Mr Waiguru, 36, ran a salon and barber shop in Kikuyu town. His wife, Catherine Gichura told the Saturday Nation that her husband left home at around 6.30 am but never made it to his workplace.

“I left home around 8am and called him because I wanted to discuss something. He did not receive the call, so I decided to pass by the shop. I found it locked. I did not think much about it. When he failed to show up in the evening, I got worried. The next day, we reported the incident at Kikuyu Police Station,” said Ms Gichura, who is eight months pregnant with their first child.

Tana River

Tearfully, Miriam Hassan, the sister to Ibrahim Hassan who disappeared on August 14, 2017 in Kibra, Nairobi, narrated how the past four years have been harrowing. She was relieved when she heard that some of the bodies that had been recovered in Tana river would be brought to Nairobi as she could not afford to go to Garissa due to financial difficulties.

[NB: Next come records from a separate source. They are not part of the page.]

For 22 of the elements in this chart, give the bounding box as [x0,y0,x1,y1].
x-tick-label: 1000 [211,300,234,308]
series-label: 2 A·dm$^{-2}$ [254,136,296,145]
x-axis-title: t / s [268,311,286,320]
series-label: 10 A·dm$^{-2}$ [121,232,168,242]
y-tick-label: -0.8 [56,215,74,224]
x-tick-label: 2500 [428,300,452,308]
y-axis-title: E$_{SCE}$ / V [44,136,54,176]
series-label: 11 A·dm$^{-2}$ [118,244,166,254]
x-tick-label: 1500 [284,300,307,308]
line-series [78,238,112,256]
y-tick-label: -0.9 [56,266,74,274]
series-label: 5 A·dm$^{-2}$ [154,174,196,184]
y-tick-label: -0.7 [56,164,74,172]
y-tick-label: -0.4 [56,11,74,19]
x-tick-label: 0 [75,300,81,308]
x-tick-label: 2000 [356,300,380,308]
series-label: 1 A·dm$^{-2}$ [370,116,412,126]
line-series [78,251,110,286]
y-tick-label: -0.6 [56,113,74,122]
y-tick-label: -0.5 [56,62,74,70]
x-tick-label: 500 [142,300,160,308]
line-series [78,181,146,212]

She recalls that it was on a Friday evening when her brother received a call from his friends asking him to join them for a drink, which was a normal habit. That was the last time they ever saw Mr Hassan.

The family reported the matter to the police three days after he failed to return home. Her brother left behind a wife and two young children.

“We do not know where he is. We do not know whether he is dead or alive. We ask the government to help us. Please, our government, whether our loved ones are dead or alive, help us find them. We need closure,” Ms Hassan said.

Mr Khalid expressed his organisation’s frustrations and that of the families in trying to follow up on the disappearance cases with various security agencies saying nothing much had been achieved.

“This issue of enforced disappearances must be firmly dealt with. This one goes directly to Interior Cabinet Secretary Fred Matiang’i, he must personally intervene,” he said.